Klagen wir? Stellen wir klar?
Zweimal ja, und wir beginnen mit einer Wiedervorlage. In Erinnerung zu rufen sind Karlheinz Weißmanns Definitionen zweier Begriffe, gegen die sich der Angriff des Verfassungsschutzes richtet: Volk und Homogenität.
Indem wir die Definitionen dieser beiden Leitbegriffe erneut veröffentlichen, widerlegen wir zugleich eine Behauptung, die zu den unhaltbaren im Verfassungsschutzbericht des Landes Sachsen-Anhalt gehört. Dort wird zunächst aus einem Beitrag zitiert, den ich schrieb, um zu begründen, warum wir unsere externen Akademiereferenten nicht mehr der öffentlichen (und das bedeutet immer: denunziatorischen) Berichterstattung aussetzen wollten. Ich schrieb:
Jahrelang haben wir transparent gearbeitet, haben das getan, was man ‚Gesicht zeigen‘ nennt – eine komplett ausgelutschte Sache. Diese Transparenz, die jedermann (auch Haldenwang) zeigte, daß mit uns auf eine anständige Weise zu rechnen sei, hat unsere behördliche Kriminalisierung nicht verhindert. (…) Daher ist nun Schluß mit der Transparenz. Sollen die sich halt Mühe geben.
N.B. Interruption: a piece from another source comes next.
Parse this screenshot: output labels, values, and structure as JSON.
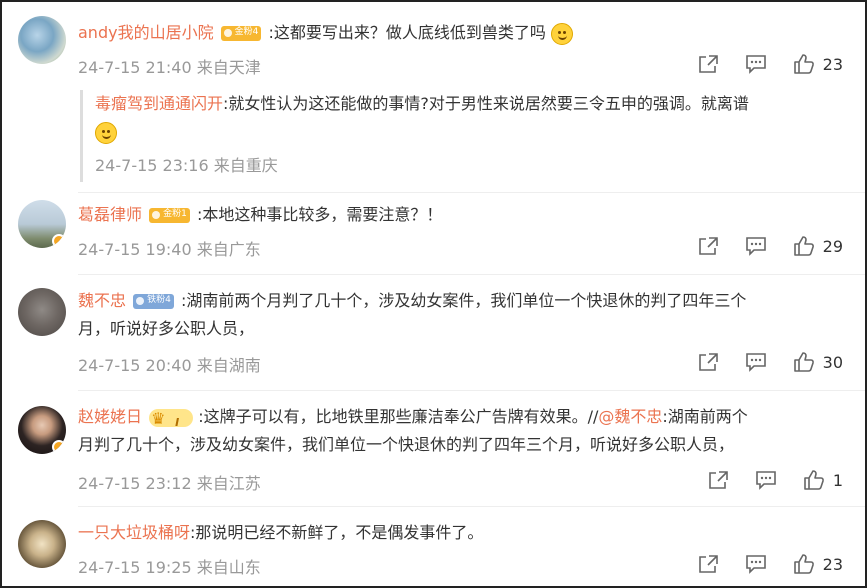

Der Verfassungsschutz Sachsen-Anhalt schlußfolgert daraus:
Typisch für rechtsextremistische Gruppierungen, die von Verboten, Löschungen, staatlichen Entscheidungen o. ä. betroffen sind, nimmt auch das IfS eine „Opferrolle“ ein. Die hier von Götz KUBITSCHEK suggerierte Transparenz war und ist Illusion. Er legte in der Vergangenheit weder Struktur noch Ideologie des IfS offen.
Wir werden in einem späteren Beitrag die Frage erörtern, wie ein bis vor kurzem gemeinnütziger Verein nicht transparent sein kann, der erstens alle drei Jahre auf Herz und Nieren geprüft wird und zweitens 41 Studien, 104 Ausgaben seiner hauseigenen Zeitschrift, rund 100 Vortragsvideos und Podcasts sowie - Stand heute - 5670 Beiträge in diesem Blog veröffentlicht hat.
Heute soll es aber um die Wiedervorlage, also die erneute Veröffentlichung zweier Begriffsdefinitionen gehen, die so transparent wie jede Publikation nicht erst mittels "Beobachtungsmitteln" ans Licht der Öffentlichkeit gezerrt werden müssen, sondern seit 2009 im immer noch lieferbaren Band 1 des Staatspolitischen Handbuchs nachzulesen sind, verfaßt von Karlheinz Weißmann, gefördert vom Institut für Staatspolitik.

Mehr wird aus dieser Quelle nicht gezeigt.